Nach der Vertrauensfrage
Endspiel in Schleswig-Holstein

Wie erhofft entzieht der schleswig-holsteinische Landtag Regierungschef Peter Harry Carstensen (CDU) das Vertrauen. Im anlaufenden Wahlkampf rückt das Desaster um die HSH Nordbank in den Mittelpunkt. Das könnte dem CDU-Mann noch gehörig zu schaffen machen.

KIEL. Es gibt zwei Arten von Sätzen, die Peter Harry Carstensen benutzt. Da sind die einen, die hochtrabend klingen und so gar nicht zu dem volkstümlichen Regierungschef passen, diesem König der Schützenfeste und Jahrmärkte. "Ich kann mit dieser Regierung meine Richtlinienkompetenz nicht mehr ausüben", ist so ein Satz. "Deshalb komme ich nach meiner ganz persönlichen Entscheidung zu dem Schluss, die Vertrauensfrage zu stellen." Sätze sind das, die ihm seine Beamten auf die gelben Zettel geschrieben haben, Sätze, die der Ministerpräsident sagen muss, um das gewünschte Ergebnis, juristisch hieb- und stichfest zu machen. Carstensen stellt die Vertrauensfrage in der Absicht, sie nicht zu gewinnen. Nach Helmut Kohl 1982 und Gerhard Schröder 2005 durchschreitet zum ersten Mal ein Landesregierungschef diese von der Verfassung nicht vorgesehene Hintertür, um vorgezogenen Neuwahlen zu erreichen.

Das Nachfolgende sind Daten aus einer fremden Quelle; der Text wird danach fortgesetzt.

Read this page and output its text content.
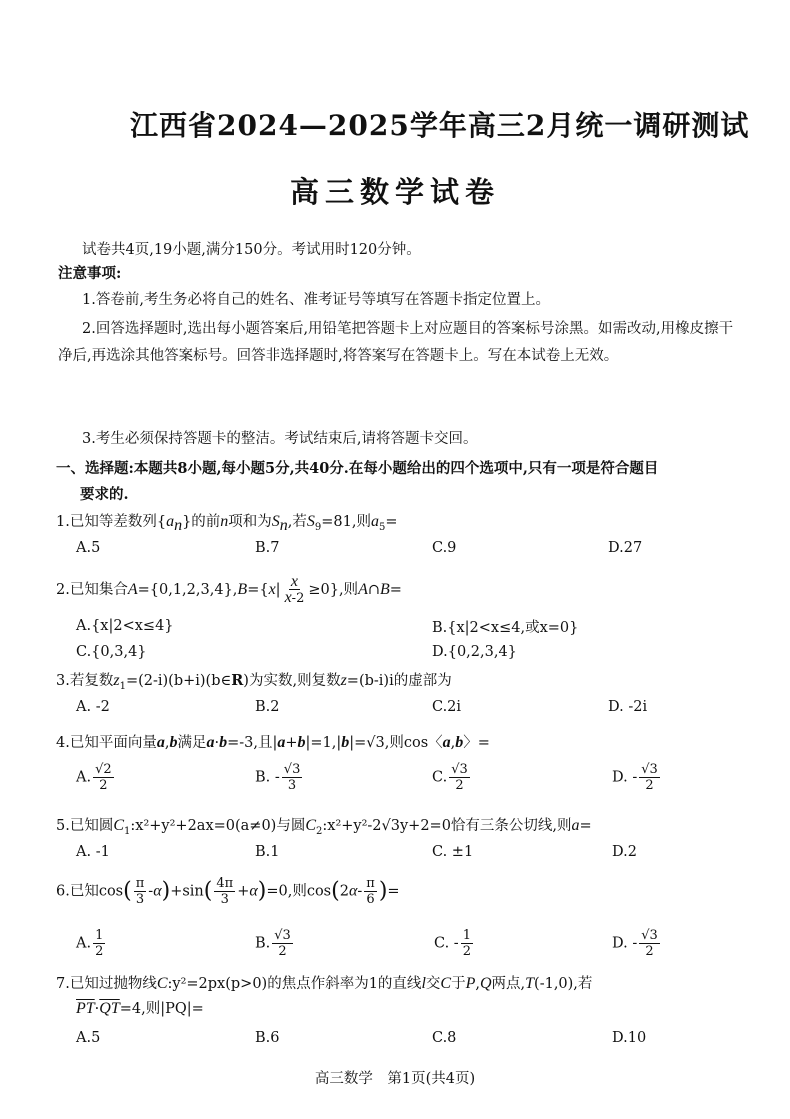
江西省2024—2025学年高三2月统一调研测试
高三数学试卷
试卷共4页,19小题,满分150分。考试用时120分钟。
注意事项:
1.答卷前,考生务必将自己的姓名、准考证号等填写在答题卡指定位置上。
2.回答选择题时,选出每小题答案后,用铅笔把答题卡上对应题目的答案标号涂黑。如需改动,用橡皮擦干净后,再选涂其他答案标号。回答非选择题时,将答案写在答题卡上。写在本试卷上无效。
3.考生必须保持答题卡的整洁。考试结束后,请将答题卡交回。
一、选择题:本题共8小题,每小题5分,共40分.在每小题给出的四个选项中,只有一项是符合题目
要求的.
1.已知等差数列$\{a_n\}$的前n项和为$S_n$,若$S_9=81$,则$a_5=$
A.5	B.7	C.9	D.27
2.已知集合$A=\{0,1,2,3,4\},B=\{x| \frac{x}{x-2} \ge 0\}$,则A∩B=
A.{x|2<x≤4}	B.{x|2<x≤4,或x=0}
C.{0,3,4}	D.{0,2,3,4}
3.若复数$z_1=(2-i)(b+i)(b\in R)$为实数,则复数z=(b-i)i的虚部为
A. -2	B.2	C.2i	D. -2i
4.已知平面向量a,b满足a·b=-3,且|a+b|=1,|b|=√3,则cos〈a,b〉=
A. $\frac{√2}{2}$	B. - $\frac{√3}{3}$	C. $\frac{√3}{2}$	D. - $\frac{√3}{2}$
5.已知圆$C_1:x^2+y^2+2ax=0(a\ne 0)$与圆$C_2:x^2+y^2-2√3y+2=0$恰有三条公切线,则a=
A. -1	B.1	C. ±1	D.2
6.已知$\cos( \frac{\pi}{3} -\alpha)+\sin( \frac{4\pi}{3} +\alpha)=0$,则$\cos(2\alpha- \frac{\pi}{6}$ )=
A. $\frac{1}{2}$	B. $\frac{√3}{2}$	C. - $\frac{1}{2}$	D. - $\frac{√3}{2}$
7.已知过抛物线C:y²=2px(p>0)的焦点作斜率为1的直线l交C于P,Q两点,T(-1,0),若
$\overline{PT}\cdot\overline{QT}=4$,则|PQ|=
A.5	B.6	C.8	D.10
高三数学　第1页(共4页)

Dunkler Anzug, dunkle Krawatte, staatsmännisch steht Carstensen am Rednerpult. Auch das Ende seiner Koalition will er als Akt staatsmännischer Notwendigkeit verstanden wissen. Doch dann blitzen eben doch Aussagen auf, die zeigen, wie vergiftet die Atmosphäre ist. Dann zeigt sich allen Dementis zum Trotz, was der wirkliche Grund dafür ist, dass die große Koalition in Kiel vorzeitig platzt. "Er war Mitglied meines Kabinetts, ein Mannschaftsspieler war er nicht. Deshalb musste er gehen", sagt Carstensen an Ralf Stegner gewandt, den ehemaligen Innenminister und heutigen SPD-Fraktionschef." Leider hat er daraus bis heute keine Konsequenzen gezogen." Dann rechnet ab mit seinem Dauer-Kontrahenten. Haushaltsplan, Einsparungen bei der Polizei, der Umgang mit dem Pannenmeiler Krümmel, die Sonderzahlungen an HSH-Nordbank-Chef Dirk Jens Nonnenmacher - "Ich wollte Fortschritte für Schleswig-Holstein erreichen und musste überall diese Taktiererei ertragen. So kann es nicht mehr weitergehen."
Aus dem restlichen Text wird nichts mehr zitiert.